As autumn turns to winter on patch.
13th Nov. With autumn changing to winter, but with blues skies and a mere breeze left of the gale force winds, I took a short walk on patch today. The muddy pathways were at least made more passable by the layer of now decaying leaves of various shades of brown. I did notice that despite the gales some leaves still managed to hold on. One large tree appears to have been up rooted by the winds and was already being carted away in the form of logs. Whilst the sky above remained blue, I noticed an ominous blanket of cloud building up from the west which seemed to indicate that the forecast for rain tomorrow was going to be correct.
I stayed around the area south of the village in the main and there was no more than the usual birdlife about, although I noted that the numbers of Common Gulls appear to be building up. There were plenty of berries, but only Blackbirds appeared to be taking advantage of them. I have generally found that the winter thrushes are late in arriving in this area. As I returned I heard the call of a raptor and on looking up found a male Sparrowhawk being chased of by a gull. It was a nice sighting, as it flew right across in front of me with the blue sky acting as a backdrop.
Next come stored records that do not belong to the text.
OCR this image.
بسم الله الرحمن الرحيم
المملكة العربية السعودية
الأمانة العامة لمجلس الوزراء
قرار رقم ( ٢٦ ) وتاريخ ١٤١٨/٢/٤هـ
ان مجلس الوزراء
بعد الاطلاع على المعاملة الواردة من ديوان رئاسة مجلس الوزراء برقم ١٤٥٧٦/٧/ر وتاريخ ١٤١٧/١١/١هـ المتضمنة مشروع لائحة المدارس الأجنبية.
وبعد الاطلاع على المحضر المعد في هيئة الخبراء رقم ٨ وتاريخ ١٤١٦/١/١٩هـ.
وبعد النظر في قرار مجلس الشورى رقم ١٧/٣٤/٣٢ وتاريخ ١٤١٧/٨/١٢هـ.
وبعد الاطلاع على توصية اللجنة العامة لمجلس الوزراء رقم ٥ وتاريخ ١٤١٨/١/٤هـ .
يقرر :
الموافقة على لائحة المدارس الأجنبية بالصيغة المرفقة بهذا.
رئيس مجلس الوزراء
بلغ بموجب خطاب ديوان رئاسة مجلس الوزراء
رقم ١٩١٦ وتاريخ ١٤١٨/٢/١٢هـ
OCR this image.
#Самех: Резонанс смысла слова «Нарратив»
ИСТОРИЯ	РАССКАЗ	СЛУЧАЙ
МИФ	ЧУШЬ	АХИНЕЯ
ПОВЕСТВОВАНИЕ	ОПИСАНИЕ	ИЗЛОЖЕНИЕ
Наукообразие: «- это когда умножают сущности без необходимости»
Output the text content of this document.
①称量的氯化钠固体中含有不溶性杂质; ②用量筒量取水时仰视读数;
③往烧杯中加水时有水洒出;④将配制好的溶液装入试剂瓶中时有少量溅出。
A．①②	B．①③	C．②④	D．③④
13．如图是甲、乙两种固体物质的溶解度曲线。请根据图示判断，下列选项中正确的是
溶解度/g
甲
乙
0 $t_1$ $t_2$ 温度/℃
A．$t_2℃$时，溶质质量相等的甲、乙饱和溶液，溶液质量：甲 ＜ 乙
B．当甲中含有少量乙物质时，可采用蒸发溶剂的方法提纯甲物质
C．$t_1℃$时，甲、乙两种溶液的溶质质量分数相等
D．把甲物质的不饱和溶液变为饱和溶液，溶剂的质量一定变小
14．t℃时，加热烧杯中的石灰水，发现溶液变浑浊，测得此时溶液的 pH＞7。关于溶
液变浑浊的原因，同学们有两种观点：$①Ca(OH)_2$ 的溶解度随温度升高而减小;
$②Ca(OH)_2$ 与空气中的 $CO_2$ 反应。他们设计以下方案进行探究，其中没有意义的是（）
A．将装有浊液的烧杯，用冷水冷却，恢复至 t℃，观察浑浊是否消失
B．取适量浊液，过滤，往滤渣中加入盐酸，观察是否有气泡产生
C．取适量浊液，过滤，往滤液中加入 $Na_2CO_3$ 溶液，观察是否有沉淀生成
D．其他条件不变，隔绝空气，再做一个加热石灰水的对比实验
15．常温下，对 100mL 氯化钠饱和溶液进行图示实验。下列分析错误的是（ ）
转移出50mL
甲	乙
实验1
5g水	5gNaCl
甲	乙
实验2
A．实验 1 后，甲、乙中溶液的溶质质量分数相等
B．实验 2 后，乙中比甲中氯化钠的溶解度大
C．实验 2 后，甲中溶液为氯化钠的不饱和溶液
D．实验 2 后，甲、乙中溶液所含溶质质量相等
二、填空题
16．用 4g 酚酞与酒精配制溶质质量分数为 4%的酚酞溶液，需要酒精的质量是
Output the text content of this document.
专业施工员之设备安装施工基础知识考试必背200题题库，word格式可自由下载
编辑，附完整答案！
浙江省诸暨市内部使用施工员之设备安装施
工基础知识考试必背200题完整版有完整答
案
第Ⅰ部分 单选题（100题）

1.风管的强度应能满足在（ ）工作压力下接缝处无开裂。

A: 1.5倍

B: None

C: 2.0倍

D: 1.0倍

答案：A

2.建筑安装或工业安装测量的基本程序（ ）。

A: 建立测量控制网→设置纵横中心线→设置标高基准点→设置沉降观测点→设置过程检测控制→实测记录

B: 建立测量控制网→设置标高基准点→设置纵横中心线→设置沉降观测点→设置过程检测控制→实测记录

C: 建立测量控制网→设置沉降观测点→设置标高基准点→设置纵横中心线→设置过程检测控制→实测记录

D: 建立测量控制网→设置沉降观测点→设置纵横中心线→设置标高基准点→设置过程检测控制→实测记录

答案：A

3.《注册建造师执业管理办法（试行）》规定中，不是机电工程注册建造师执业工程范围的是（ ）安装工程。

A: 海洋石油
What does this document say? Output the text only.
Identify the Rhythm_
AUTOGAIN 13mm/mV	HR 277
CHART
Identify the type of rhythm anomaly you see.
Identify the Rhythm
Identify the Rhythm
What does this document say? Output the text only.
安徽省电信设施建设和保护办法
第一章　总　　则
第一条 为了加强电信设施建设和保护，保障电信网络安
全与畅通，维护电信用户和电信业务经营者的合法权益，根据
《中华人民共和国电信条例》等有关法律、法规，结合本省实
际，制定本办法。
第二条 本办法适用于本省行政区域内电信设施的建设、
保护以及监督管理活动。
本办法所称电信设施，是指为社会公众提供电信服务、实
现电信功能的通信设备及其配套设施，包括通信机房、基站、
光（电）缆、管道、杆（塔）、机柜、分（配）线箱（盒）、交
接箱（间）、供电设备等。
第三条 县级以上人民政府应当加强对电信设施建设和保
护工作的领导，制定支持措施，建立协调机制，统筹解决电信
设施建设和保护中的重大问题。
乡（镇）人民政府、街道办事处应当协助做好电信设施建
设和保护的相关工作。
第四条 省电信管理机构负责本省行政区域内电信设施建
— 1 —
Having ‘waded’ through the monograph on Tundra Plovers and just finished it, I felt a bit of a change was required in my reading matter. I’ve just began a rather lighter book The Butterfly Isles/Patrick Barkham. Patrick sets out to see all of the British species of Butterfly in one year. He’d initially had his interest in butterflies turned on as a child when searching with his father for the Brown Argus Butterfly at Holme, Norfolk, and describes the small silvery insect flight perfectly. The initial few pages suggest that this will be a pleasant read. I like the North Norfolk coast and the pines and dune area at Holme in particular, so my interest was grabbed from the start. Once I’ve finished this I’ll be ready to take on another wader monograph. Dotterel I think.